6. Advanced Enhancements

6.1. Truncate Long Histories

If the chat history becomes too long, it may exceed the model's token limit. To handle this:

  • Limit the number of messages stored in the history.
  • Summarize older parts of the conversation.

Example:

MAX_HISTORY_LENGTH = 10  # Maximum number of messages to keep

def truncate_chat_history(history):
    return history[-MAX_HISTORY_LENGTH:]

6.2. Use a Database

For more robust storage, consider using a database like SQLite or PostgreSQL to store chat history. This is especially useful for multi-user applications.

6.3. Add Timestamps

Enhance the chat history by adding timestamps to each message:

import datetime

chat_history.append({
    "role": "user",
    "content": prompt,
    "timestamp": datetime.datetime.now().isoformat()
})

7. Conclusion

By saving the chat history to a persistent storage mechanism (e.g., a JSON file) and reloading it during subsequent sessions, you can make a local LLM (via Ollama) "remember" past conversations.
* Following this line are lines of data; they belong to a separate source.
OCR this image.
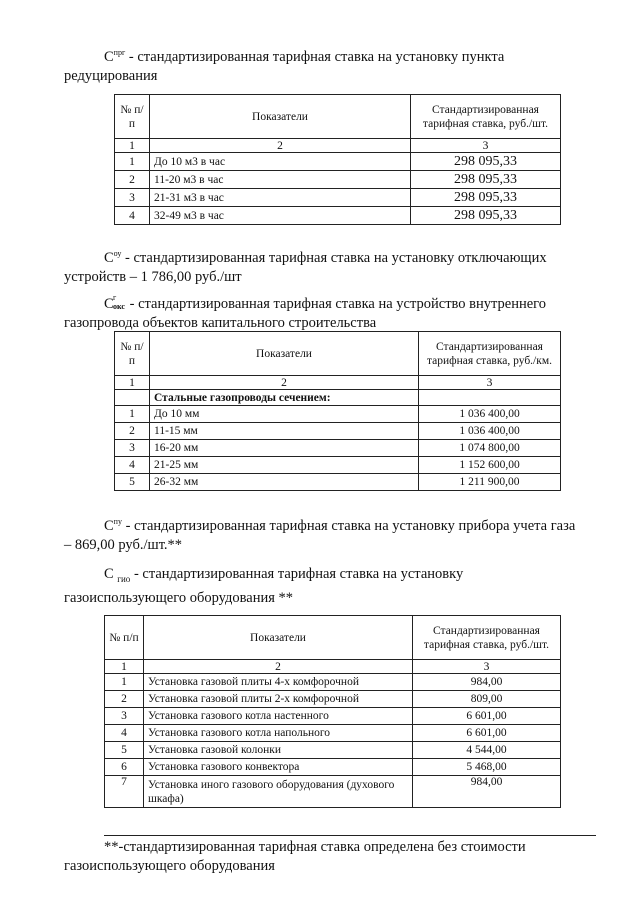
$С^{прг}$ - стандартизированная тарифная ставка на установку пункта
редуцирования

№ п/п	Показатели	Стандартизированная тарифная ставка, руб./шт.
1	2	3
1	До 10 м3 в час	298 095,33
2	11-20 м3 в час	298 095,33
3	21-31 м3 в час	298 095,33
4	32-49 м3 в час	298 095,33

$С^{оу}$ - стандартизированная тарифная ставка на установку отключающих
устройств – 1 786,00 руб./шт

С г
окс - стандартизированная тарифная ставка на устройство внутреннего
газопровода объектов капитального строительства

№ п/п	Показатели	Стандартизированная тарифная ставка, руб./км.
1	2	3
	Стальные газопроводы сечением:	
1	До 10 мм	1 036 400,00
2	11-15 мм	1 036 400,00
3	16-20 мм	1 074 800,00
4	21-25 мм	1 152 600,00
5	26-32 мм	1 211 900,00

$С^{пу}$ - стандартизированная тарифная ставка на установку прибора учета газа
– 869,00 руб./шт.**

С $_{гио}$ - стандартизированная тарифная ставка на установку
газоиспользующего оборудования **

№ п/п	Показатели	Стандартизированная тарифная ставка, руб./шт.
1	2	3
1	Установка газовой плиты 4-х комфорочной	984,00
2	Установка газовой плиты 2-х комфорочной	809,00
3	Установка газового котла настенного	6 601,00
4	Установка газового котла напольного	6 601,00
5	Установка газовой колонки	4 544,00
6	Установка газового конвектора	5 468,00
7	Установка иного газового оборудования (духового шкафа)	984,00

**-стандартизированная тарифная ставка определена без стоимости
газоиспользующего оборудования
This approach allows you to simulate memory and maintain continuity across sessions, even after restarting the model or the application.

Key takeaways:

  • Store chat history: Use a file, database, or other storage mechanism.
  • Reload history: Load the chat history at the start of each session.
  • Truncate or summarize: Handle long histories to avoid exceeding token limits.

This method is flexible and can be adapted to various use cases, such as building conversational AI agents, chatbots, or personal assistants.